Outside, both Lee and Lothrop are excited to point out a wall that still has the original cladding – lap siding with a six-inch reveal, different from the more narrow lap siding that covered the house for generations. They know this because the siding was installed with type B cut nails, which were used prior to 1850. Machined nails, like the ones used today, didn’t appear until the 1860s.
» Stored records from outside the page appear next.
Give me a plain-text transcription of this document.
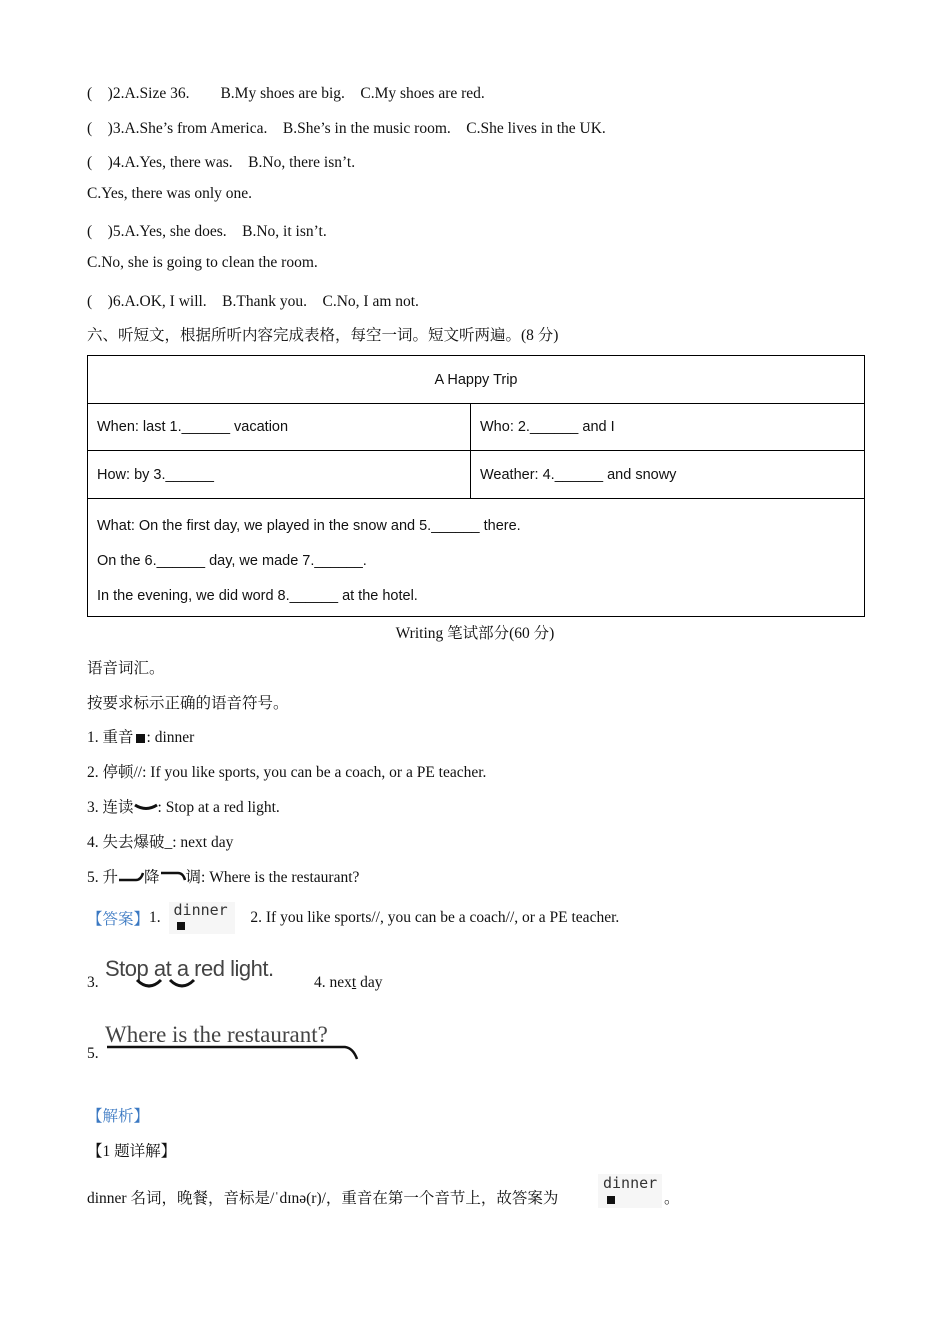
(　)2.A.Size 36.　　B.My shoes are big.　C.My shoes are red.
(　)3.A.She’s from America.　B.She’s in the music room.　C.She lives in the UK.
(　)4.A.Yes, there was.　B.No, there isn’t.
C.Yes, there was only one.
(　)5.A.Yes, she does.　B.No, it isn’t.
C.No, she is going to clean the room.
(　)6.A.OK, I will.　B.Thank you.　C.No, I am not.
六、听短文，根据所听内容完成表格，每空一词。短文听两遍。(8 分)
A Happy Trip	
When: last 1.______ vacation	Who: 2.______ and I
How: by 3.______	Weather: 4.______ and snowy

What: On the first day, we played in the snow and 5.______ there.
On the 6.______ day, we made 7.______.
In the evening, we did word 8.______ at the hotel.	
Writing 笔试部分(60 分)
语音词汇。
按要求标示正确的语音符号。
1. 重音 : dinner
2. 停顿//: If you like sports, you can be a coach, or a PE teacher.
3. 连读 : Stop at a red light.
4. 失去爆破_: next day
5. 升 降 调: Where is the restaurant?
【答案】1. dinner 2. If you like sports//, you can be a coach//, or a PE teacher.
3.
Stop at a red light.
4. next day
5.
Where is the restaurant?
【解析】
【1 题详解】
dinner 名词，晚餐，音标是/ˈdɪnə(r)/，重音在第一个音节上，故答案为
dinner
。
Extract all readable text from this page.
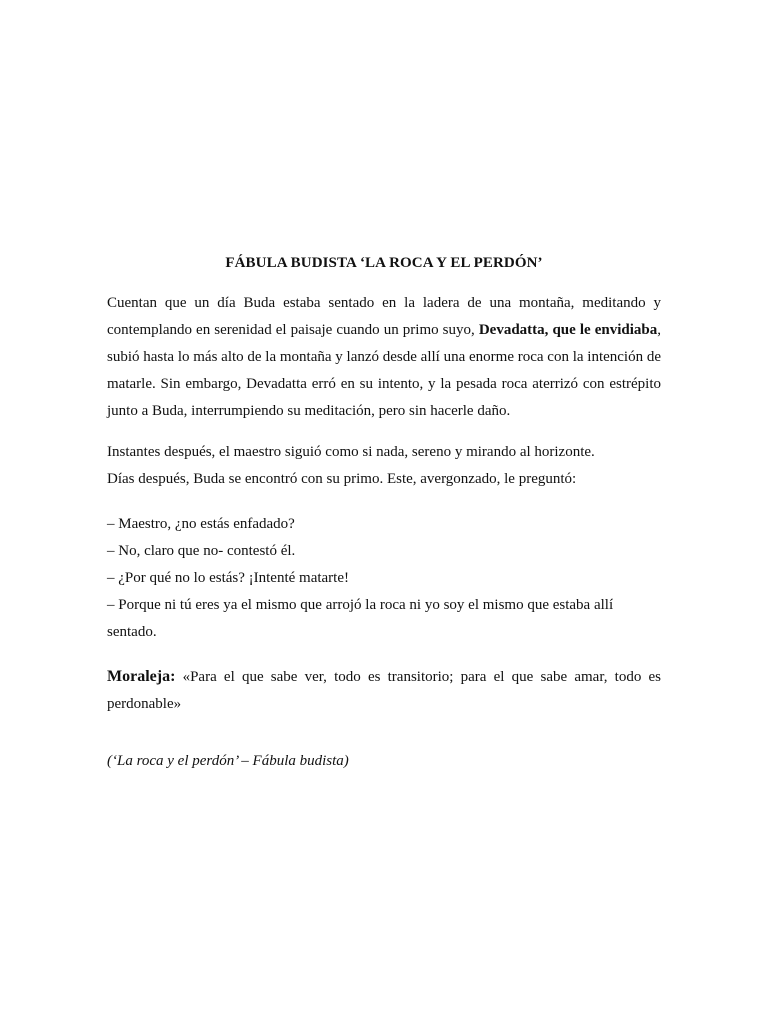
FÁBULA BUDISTA ‘LA ROCA Y EL PERDÓN’

Cuentan que un día Buda estaba sentado en la ladera de una montaña, meditando y contemplando en serenidad el paisaje cuando un primo suyo, Devadatta, que le envidiaba, subió hasta lo más alto de la montaña y lanzó desde allí una enorme roca con la intención de matarle. Sin embargo, Devadatta erró en su intento, y la pesada roca aterrizó con estrépito junto a Buda, interrumpiendo su meditación, pero sin hacerle daño.

Instantes después, el maestro siguió como si nada, sereno y mirando al horizonte.

Días después, Buda se encontró con su primo. Este, avergonzado, le preguntó:

– Maestro, ¿no estás enfadado?

– No, claro que no- contestó él.

– ¿Por qué no lo estás? ¡Intenté matarte!

– Porque ni tú eres ya el mismo que arrojó la roca ni yo soy el mismo que estaba allí sentado.

Moraleja: «Para el que sabe ver, todo es transitorio; para el que sabe amar, todo es perdonable»

(‘La roca y el perdón’ – Fábula budista)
Lothrop and Lee will recreate the original siding when they finish the project.

“That’s going to be the fun stuff,” said Lothrop, “when we get down to recreating details from the original house.”

Kaigle said there are some unknowns in the house when it comes to identifying the original architecture and building methods, and for that reason the committee brought in historic preservation expert Alex Tolstoi of Vermont Property Preservation Consultants.

Tolstoi said the house has been remodeled and repaired so much over generations that isolating the elements from Stannard’s time in the house (1866-1878) can be a challenge. 

Importantly, Tolstoi said the restoration team will not just make guesses as to the authenticity of period design. But he is equipped with the knowledge to do some detective work. The lath boards, which are one-inch wood strips nailed to the framing before applying plaster to the walls, provide some clues. Tolstoi explained that lath was hand split before 1850, but after 1850 builders used machine split lath. Both styles exist in the house, so Lothrop and his crew can use that to determine which walls are original. 

Lothrop said he and Lee will also have to join new wood to old in order to repair some existing timbers that have deteriorated or contain rot. Doing that without modern methods, such as applying two-part epoxy or using lag screws, is what makes it interesting. They’ll instead be using mortise and tenon and wood peg joining methods, skills not common among modern construction tradesmen. 

As the house is dismantled, Kaigle said the committee plans to store all the documented components in the Town of Milton’s Bombardier Barn, with plans to put the house next to the barn. 

“We have preliminary town and (Vermont Department of Historic Preservation) approval, but it needs to go through more levels of town decision-making before we can officially announce its future location,” he said.

Kaigle said the entire project is expected to cost between $220,000 and $280,000, and so far they’ve spent $37,000 of the $57,000 they have from a state grant and privately raised funds. To get the final $150,000 to $200,000, said Kaigle, the committee will mount new fundraising efforts.

If all goes to plan, the restored Stannard House would be open on Oct. 20, 2020, Stannard’s 200th birthday.